Typically the function is symmetric, and non-negative, so it can be interpreted as a measure of similarity. (But this is not required)

RBF (Gaussian) Kernel¶

Also known as squared exponential kernel (SE). We can view it as template matching where x associated with y becomes a template for y. If a test point \(x'\) is close to x in euclidean distance the Gaussian kernel has a large response indicating \(x\) and \(x'\) are similar putting large weights on the association to training label \(y\).

\[ \mathcal{k}(x, x') = \exp(- \frac{1}{2}(x - x')^T\Sigma^{-1}(x - x')) \]

In case that \(\Sigma\) is diagonal we can simplify

\[ \mathcal{k}(x, x') = \exp(- \frac{1}{2}\sum_{j=1}^D \frac{1}{\sigma^2_j}(x_j - x_j')^2) \]
  • \(\sigma_j\) can be interpreted as defining the characteristic length scale of dimension j. If \(\sigma_j = \infty\), the corresponding dimension is ignored, hence this is known as the ARD kernel.

If \(\Sigma\) is spehrical, we get the isotropic kernel. (This is an example of a radial basis function, since it is only a function of \(||x - x'||\))

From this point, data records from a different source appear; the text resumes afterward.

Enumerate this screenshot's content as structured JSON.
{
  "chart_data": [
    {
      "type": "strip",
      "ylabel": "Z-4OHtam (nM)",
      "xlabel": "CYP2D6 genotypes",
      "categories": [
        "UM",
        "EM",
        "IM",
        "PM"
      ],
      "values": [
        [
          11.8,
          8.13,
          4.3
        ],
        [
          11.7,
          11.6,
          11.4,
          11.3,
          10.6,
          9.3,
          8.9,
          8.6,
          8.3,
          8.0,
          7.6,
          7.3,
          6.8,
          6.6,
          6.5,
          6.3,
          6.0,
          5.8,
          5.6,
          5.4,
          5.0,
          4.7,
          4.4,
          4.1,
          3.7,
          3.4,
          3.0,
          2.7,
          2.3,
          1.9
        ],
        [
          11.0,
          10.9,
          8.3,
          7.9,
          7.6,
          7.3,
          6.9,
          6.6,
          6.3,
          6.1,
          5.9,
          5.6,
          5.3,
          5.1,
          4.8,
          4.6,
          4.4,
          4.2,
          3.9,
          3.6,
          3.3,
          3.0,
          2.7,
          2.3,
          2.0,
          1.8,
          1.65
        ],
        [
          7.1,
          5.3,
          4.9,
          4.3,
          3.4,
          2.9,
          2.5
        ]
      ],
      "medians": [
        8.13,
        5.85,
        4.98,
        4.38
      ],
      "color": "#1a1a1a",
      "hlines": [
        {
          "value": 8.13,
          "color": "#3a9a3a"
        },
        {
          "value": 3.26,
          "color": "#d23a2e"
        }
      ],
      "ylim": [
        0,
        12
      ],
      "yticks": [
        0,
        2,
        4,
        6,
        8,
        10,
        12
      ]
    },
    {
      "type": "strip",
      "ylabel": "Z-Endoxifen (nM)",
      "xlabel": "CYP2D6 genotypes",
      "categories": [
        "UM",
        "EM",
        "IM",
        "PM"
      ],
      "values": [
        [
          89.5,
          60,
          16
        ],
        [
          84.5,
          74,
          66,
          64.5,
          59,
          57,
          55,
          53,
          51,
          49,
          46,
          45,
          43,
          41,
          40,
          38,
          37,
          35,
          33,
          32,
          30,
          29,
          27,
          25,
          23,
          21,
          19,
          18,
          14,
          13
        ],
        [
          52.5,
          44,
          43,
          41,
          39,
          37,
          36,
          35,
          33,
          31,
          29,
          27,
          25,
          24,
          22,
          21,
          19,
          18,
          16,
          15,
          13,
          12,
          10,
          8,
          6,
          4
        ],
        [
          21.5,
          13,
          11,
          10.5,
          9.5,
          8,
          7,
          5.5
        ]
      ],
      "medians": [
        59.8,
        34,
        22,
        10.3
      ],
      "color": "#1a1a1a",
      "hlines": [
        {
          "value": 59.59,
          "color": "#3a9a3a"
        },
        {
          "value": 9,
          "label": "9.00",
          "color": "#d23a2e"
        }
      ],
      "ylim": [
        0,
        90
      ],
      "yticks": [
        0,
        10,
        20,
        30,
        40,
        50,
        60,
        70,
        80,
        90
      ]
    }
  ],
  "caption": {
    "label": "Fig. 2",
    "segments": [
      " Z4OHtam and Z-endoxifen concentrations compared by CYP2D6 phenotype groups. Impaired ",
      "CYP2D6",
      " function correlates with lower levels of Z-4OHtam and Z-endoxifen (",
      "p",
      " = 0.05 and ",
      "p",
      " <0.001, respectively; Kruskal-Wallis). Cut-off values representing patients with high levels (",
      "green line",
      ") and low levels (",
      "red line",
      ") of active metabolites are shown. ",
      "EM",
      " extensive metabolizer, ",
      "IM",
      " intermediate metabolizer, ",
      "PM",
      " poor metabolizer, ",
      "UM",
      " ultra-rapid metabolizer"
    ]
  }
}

\[ \mathcal{k}(x, x') = \exp(- \frac{||x - x'||^2}{2\sigma^2}) \]
  • \(\sigma^2\) is known as the bandwidth

Cosine similarity¶

\[ \mathcal{x_i, x_{i'}} = \frac{x_i^Tx_{i'}}{||x_i||_2 ||x_{i'}||_2} \]

Here we measure the cosine of the angle between two vectors. This is bounded to be within 0 and 1.

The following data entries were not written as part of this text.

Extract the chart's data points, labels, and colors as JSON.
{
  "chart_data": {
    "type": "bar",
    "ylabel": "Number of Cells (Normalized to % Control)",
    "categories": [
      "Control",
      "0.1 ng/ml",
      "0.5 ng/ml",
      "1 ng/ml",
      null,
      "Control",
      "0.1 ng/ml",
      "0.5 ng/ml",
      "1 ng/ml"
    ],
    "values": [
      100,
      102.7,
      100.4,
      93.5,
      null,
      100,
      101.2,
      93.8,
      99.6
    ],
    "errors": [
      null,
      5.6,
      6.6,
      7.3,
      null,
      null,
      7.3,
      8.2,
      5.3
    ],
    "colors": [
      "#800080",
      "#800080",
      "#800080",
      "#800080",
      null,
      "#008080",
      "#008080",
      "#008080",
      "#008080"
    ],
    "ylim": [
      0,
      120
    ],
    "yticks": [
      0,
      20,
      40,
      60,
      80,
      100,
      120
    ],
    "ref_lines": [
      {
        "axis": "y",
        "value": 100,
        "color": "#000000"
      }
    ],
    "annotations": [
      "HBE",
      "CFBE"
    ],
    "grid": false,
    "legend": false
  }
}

We can extend this to compare documents.

Mercer kernels¶

Sometimes kernel function have to be positive definite.

Linear kernels¶

\[\begin{split} \mathcal{k}(x, x') = \phi(x)^T\phi(x') \\ \phi(x) = x \\ \mathcal{k}(x, x') = x^Tx' \end{split}\]

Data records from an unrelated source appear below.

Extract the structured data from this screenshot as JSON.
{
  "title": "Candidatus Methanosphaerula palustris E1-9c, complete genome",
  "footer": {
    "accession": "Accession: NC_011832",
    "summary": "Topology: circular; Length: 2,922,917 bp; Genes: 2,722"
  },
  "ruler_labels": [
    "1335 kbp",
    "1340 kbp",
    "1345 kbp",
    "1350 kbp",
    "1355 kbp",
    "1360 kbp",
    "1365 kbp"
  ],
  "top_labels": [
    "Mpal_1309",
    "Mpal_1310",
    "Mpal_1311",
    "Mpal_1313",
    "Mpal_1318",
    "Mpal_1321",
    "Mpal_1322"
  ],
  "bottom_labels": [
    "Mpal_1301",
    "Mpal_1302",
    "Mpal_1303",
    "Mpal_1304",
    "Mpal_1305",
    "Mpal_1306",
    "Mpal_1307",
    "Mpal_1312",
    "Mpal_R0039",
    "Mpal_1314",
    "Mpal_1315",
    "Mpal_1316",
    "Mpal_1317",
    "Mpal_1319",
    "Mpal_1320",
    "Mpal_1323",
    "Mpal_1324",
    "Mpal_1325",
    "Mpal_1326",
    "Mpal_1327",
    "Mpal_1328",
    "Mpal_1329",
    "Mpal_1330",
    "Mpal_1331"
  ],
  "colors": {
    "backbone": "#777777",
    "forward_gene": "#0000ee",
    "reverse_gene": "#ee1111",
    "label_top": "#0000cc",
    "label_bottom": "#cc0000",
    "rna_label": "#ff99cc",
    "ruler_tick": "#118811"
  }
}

This kernel is especially usefull if the data is high dimensional. In such case, the decision boundary is likely to be represented by a linear combination of the original features.

Matern kernels¶

Commonly used in Gaussian processes regression and has the form:

\[ \mathcal{r} = \frac{2^{1 - v}}{\Gamma(v)} (\frac{\sqrt{2v}r}{l})^v K_v(\frac{\sqrt{2v}r}{l}) \]
  • \(r = ||x - x,||\)

  • \(v > 0\)

  • \(l > 0\)

  • \(K_v\) is a modified Bessel function

As we take \(v \rightarrow \infty\) this approaches the SE kernel. If \(v = 1/2\) the kernel simplifies to

\(\mathcal{k}(r) = \exp(-r /l)\)

If \(D=1\), and we use this kernel to define a Gaussian process, we get the Ornstein-Uhlenbeck process, which describes the velocity of a praticle undergoing Brownian motion.